Henry discovers his new ability when he’s at a Cubs game and the visiting team hits a homerun and he throws the ball back. The Cubs are a little desperate for talent and attendance and hiring a kid with an arm like Nolan Ryan would fill the seats. Jack sees dollar signs and becomes Henry’s agent.

Henry joins the Chicago Cubs without being drafted or playing a single game in the minors or even being of legal age. In his first game he comes in to relieve his pitching idol, the fading Chet “Rocket” Steadman (Gary Busey). He gives up a homerun, hits a batter, and throws a wild pitch on his first three professional pitches, but ends up with the win.

With the help of Rocket and the weird pitching coach Phil Brickma (Daniel Stern), Henry learns how to pitch. He starts to get sucked into the glamorous lifestyle of being a professional prepubescent pitcher and starts neglecting his friends. His sleazy agent hatches a plot to trade Henry to the Yankees, but Henry finds out and fires him. Henry realizes that he was being a dick and makes up with his friends and decides that this will be his last season.

Before he quits he wants to send his team to the playoffs. He comes in to relieve his idol in the final game of the season. He pitches well, but then he slips on a ball and loses his arm. He uses his wits and cheap tactics and an illegal pitch to retire the side and send the Cubs into the post season. The movie jumps ahead to Henry winning a Little League game and pumping his fist in celebration, and the movie ends on a close-up of his World Series ring. I guess the Cubbies did it. Even if it’s fictional you gotta take what you can get.
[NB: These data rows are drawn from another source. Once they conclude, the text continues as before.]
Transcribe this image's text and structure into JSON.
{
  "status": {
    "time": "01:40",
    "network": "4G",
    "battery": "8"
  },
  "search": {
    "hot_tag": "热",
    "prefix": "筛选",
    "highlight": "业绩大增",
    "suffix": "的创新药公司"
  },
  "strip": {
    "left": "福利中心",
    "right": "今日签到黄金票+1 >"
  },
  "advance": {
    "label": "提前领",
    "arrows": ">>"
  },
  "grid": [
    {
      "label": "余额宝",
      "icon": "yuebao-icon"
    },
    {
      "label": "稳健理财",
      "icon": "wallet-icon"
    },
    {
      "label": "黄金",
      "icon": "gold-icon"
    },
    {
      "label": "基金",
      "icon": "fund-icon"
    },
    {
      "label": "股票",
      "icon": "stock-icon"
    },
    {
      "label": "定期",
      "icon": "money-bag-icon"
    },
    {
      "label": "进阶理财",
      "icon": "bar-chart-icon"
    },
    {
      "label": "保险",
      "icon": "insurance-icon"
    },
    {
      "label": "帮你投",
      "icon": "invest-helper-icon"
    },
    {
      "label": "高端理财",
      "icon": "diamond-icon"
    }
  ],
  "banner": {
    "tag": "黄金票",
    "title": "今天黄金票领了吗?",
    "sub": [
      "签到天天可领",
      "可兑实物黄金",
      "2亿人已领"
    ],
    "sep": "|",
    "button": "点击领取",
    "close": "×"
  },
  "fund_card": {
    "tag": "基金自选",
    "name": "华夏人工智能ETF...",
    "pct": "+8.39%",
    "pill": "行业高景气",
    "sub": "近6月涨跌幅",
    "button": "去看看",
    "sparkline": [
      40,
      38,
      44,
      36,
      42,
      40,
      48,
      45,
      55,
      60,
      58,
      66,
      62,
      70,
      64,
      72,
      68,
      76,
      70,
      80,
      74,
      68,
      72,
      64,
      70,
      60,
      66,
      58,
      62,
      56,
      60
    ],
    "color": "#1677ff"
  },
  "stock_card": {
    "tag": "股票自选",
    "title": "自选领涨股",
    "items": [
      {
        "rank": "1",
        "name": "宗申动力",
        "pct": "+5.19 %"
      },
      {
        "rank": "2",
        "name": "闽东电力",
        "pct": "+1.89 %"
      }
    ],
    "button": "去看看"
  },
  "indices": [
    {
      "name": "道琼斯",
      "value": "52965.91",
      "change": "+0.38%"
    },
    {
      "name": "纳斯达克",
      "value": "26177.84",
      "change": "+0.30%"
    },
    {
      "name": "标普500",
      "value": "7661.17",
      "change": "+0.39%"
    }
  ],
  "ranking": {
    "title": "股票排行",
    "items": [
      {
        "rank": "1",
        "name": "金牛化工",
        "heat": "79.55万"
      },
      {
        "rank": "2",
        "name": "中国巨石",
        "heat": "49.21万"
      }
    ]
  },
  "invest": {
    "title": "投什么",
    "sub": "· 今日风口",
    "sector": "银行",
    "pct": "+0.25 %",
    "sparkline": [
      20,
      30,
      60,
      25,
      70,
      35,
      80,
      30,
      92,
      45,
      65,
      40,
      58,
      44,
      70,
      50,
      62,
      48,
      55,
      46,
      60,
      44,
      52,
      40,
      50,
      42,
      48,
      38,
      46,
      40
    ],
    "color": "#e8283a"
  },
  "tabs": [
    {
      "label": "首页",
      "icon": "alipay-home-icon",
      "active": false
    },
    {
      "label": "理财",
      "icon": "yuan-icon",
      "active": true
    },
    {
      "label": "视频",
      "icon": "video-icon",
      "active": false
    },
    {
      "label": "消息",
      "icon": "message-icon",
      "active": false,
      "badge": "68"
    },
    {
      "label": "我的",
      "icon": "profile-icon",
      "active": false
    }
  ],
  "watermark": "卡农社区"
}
For a movie about baseball, they sure don’t respect it. You never see Henry take a warm-up pitch. You hardly see any real baseball plays. You just see a bunch of obvious discrepancies, like Henry isn’t even eligible to play, and he’s not eligible to win Rookie of the Year because he joined the Cubs in August and you have to pitch at least fifty innings to qualify. Nitpicky stuff, but other movies like Little Big League pay attention to baseball rules and that’s kind of important in a fucking baseball movie.

Gary Busey is a great actor and he has a decent appearance as Chet “Rocket” Steadman. His character is gruff and surly in the beginning but warms up to Henry and become a father figure to him. His great transitional scene is his moment on the mound with Henry where he talks about “hattitude” in a rambling attempt at a pep talk. Daniel Stern does a pretty good job directing this movie, but he insists on ruining it by playing the most annoying character in cinematic history. He is desperately trying to be funny, but even kids can tell when an actor is phoning it in. I know it’s a kid’s movie, but you can at least try to portray a character with a little respect for the audience. John Candy plays the announcer for the Cubs. It’s not his best role, but John Candy is always a plus. He made movies better just with his presence.

This movie is kind of lame. You might have fond memories of it, but if you study this film for its artistic merit you wont find any. It has its moments, but so do most movies. If this is your favorite 90’s kid’s baseball movie, you have obviously never seen The Sandlot.